On my model you have to take out a lot of parts and one of the first ones is the pulley that drives the gearbox. In order to pull it off you need to separate the gearbox from the impeller housing. There just isn't enough room between both pulleys. I will be changing the friction disc ASAP as well and that I can remove with everything assembled.

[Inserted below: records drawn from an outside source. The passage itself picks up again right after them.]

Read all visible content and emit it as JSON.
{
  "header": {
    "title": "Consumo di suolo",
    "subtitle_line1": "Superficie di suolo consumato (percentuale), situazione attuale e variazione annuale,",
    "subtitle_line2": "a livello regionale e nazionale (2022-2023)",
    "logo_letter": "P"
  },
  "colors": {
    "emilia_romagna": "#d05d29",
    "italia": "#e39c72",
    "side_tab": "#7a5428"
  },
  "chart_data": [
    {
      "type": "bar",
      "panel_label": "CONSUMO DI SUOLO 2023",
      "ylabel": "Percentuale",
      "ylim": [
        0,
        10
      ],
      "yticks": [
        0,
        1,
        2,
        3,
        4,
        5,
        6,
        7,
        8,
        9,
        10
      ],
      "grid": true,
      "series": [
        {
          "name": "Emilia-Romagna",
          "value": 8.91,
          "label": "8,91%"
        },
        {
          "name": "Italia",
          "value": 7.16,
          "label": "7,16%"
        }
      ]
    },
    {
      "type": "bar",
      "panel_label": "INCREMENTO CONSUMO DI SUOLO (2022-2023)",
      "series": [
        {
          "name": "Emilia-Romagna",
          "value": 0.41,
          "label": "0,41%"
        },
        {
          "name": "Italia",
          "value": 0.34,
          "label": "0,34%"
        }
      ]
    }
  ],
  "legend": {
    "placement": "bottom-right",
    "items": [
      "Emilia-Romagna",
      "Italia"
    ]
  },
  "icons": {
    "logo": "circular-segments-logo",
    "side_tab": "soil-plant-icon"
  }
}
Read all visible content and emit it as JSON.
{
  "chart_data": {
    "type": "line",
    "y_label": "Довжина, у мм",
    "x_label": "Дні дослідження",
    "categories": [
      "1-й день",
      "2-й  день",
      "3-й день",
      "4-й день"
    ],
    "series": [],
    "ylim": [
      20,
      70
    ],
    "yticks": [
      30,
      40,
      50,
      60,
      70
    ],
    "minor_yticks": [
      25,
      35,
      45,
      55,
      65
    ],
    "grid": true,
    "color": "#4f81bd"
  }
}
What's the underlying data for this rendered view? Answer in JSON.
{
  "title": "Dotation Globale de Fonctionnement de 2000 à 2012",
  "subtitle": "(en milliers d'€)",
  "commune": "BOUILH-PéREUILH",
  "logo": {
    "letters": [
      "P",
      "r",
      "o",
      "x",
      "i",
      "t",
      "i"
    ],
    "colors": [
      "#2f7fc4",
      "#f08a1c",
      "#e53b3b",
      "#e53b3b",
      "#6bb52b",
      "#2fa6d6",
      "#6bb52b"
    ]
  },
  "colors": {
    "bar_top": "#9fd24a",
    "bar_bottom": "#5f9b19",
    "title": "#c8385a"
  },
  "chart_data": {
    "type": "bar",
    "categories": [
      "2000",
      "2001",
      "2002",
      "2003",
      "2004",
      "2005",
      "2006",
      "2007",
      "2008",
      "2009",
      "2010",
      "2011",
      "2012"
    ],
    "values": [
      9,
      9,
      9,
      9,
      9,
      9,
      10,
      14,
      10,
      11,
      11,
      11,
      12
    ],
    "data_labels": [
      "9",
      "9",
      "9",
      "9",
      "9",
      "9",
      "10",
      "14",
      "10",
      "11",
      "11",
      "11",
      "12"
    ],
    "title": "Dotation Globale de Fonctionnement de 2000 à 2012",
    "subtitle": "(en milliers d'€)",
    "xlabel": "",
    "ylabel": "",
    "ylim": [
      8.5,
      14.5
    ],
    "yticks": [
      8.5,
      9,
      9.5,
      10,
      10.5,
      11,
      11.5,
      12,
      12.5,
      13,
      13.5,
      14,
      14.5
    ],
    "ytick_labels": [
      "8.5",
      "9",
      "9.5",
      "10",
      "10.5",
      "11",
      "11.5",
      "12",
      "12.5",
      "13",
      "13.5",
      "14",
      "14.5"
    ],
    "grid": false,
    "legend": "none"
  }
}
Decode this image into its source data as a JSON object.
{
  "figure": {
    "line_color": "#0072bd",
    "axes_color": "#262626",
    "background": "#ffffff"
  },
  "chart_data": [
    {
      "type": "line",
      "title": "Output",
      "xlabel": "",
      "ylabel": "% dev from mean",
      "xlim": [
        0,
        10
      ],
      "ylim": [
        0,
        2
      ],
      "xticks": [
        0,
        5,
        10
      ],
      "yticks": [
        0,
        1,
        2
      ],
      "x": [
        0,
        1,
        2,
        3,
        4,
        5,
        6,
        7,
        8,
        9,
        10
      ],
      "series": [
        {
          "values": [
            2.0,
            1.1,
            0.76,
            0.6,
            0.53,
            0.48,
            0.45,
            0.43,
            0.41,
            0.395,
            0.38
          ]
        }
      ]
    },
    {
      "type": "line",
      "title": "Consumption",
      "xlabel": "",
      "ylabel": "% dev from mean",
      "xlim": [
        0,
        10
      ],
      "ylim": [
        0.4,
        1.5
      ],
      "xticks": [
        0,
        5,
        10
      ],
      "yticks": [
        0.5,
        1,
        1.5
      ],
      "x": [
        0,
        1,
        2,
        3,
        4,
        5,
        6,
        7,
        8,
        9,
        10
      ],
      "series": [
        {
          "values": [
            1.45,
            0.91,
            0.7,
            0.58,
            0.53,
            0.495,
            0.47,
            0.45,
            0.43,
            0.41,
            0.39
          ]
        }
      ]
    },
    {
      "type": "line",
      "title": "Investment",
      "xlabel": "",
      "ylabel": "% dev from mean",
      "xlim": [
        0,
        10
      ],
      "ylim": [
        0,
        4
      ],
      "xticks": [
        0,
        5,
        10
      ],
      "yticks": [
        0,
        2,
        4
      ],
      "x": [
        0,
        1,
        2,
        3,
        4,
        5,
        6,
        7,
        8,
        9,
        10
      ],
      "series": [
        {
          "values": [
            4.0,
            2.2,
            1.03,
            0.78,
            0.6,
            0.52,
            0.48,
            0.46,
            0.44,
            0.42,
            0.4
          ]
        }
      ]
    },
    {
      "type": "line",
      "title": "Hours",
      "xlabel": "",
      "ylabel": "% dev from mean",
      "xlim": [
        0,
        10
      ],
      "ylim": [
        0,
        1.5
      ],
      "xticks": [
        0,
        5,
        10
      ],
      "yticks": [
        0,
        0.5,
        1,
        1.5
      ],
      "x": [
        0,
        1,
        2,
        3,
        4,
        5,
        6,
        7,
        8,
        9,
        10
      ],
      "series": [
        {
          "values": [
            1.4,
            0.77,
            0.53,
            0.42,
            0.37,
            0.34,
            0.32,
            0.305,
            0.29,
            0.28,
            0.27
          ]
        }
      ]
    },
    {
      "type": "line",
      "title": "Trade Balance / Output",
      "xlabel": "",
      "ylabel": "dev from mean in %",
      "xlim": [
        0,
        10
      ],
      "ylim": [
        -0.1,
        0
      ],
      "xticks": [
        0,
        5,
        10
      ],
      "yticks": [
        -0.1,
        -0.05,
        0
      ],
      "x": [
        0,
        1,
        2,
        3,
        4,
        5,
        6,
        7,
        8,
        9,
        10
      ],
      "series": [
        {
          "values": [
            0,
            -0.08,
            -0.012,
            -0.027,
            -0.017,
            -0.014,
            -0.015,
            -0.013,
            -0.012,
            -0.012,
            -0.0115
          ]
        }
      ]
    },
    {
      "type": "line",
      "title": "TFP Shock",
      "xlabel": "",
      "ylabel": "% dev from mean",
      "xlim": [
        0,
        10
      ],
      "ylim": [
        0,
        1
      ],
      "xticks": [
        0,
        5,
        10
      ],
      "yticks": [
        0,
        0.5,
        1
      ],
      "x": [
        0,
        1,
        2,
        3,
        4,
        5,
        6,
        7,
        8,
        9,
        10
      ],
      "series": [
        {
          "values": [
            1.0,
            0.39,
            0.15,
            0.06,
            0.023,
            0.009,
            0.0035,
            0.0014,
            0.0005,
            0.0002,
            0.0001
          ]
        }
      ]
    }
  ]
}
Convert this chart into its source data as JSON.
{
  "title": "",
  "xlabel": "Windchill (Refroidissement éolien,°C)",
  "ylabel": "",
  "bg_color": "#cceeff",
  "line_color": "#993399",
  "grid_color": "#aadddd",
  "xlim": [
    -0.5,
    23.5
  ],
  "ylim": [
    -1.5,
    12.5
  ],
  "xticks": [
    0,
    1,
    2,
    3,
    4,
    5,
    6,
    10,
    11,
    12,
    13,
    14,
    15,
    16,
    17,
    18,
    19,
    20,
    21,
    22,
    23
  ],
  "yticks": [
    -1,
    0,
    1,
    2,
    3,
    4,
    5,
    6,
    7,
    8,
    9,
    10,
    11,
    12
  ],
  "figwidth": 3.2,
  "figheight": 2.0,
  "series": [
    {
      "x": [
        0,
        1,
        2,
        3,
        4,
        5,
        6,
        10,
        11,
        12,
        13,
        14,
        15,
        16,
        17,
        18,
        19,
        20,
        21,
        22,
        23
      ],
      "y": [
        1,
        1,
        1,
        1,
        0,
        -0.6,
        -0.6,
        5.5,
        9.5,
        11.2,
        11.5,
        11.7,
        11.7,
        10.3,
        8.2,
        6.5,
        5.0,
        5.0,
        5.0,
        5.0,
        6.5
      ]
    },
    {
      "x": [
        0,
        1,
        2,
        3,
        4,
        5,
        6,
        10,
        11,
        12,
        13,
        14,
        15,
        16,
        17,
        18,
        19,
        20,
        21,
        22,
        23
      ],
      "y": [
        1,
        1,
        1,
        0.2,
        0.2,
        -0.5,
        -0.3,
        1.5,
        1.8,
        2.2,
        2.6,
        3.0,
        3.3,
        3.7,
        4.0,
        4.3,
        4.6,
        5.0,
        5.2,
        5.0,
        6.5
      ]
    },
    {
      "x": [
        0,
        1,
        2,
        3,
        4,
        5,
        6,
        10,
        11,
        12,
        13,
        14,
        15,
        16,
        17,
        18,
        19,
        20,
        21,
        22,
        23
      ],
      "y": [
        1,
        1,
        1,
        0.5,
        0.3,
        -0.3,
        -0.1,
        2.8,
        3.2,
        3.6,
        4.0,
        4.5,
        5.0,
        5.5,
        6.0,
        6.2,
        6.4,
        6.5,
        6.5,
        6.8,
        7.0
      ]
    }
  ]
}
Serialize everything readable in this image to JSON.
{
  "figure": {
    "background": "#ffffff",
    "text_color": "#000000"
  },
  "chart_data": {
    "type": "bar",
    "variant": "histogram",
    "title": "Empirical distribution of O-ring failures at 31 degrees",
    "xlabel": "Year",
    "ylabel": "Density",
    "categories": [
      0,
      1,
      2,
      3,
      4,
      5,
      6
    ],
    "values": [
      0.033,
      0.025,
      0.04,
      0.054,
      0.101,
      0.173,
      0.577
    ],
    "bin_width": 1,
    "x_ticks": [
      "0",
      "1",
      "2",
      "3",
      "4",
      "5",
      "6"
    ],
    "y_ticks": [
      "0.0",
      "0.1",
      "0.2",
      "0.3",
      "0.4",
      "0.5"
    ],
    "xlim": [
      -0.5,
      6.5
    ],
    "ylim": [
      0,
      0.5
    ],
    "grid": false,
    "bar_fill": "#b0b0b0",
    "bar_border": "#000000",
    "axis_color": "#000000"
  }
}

I do not have the bottom cover and it's $50 just for a piece of stamped sheet metal. If I have time I will make one out of tin sheet. We have lots of that up here for insulation covers on piping


----------



## td5771 (Feb 21, 2011)

if you are interested get me the bottom pan part number. I have an 8.5 26 inch craftsman I am parting out. you can have the pan if it is the right one for the shipping costs.


----------



## Mykl8 (Nov 22, 2013)

Here is a link to the bottom cover Shop Parts by Part Number | Parts for part # 583031-853 | Parts.Sears.com

The part number is 583031E701MA


----------



## Mykl8 (Nov 22, 2013)

Finally had warm enough weather where I wasn't couching my lungs out to put my blower together, hah!

At first it kept blowing the belt off because I had a wave washer on the wrong side of the pulley. Once I fixed that this sucker blows snow like crazy!

One thing I did notice is there isn't any air filter... I cant find any in the parts diagram here www.searspartsdirect.com

Does anyone know if these came with air filters?


----------



## td5771 (Feb 21, 2011)

there generally no air filters on snow blowers. no dust around when its snowing. A few have had them with no problems, others have added them and had the snow stick to it and choke the motor.


----------



## Mykl8 (Nov 22, 2013)

Ahh, makes sense! I've heard of some cars/trucks' air filters getting dusted with snow and choking off the air supply. 

Thanks for the quick reply!

Mike


----------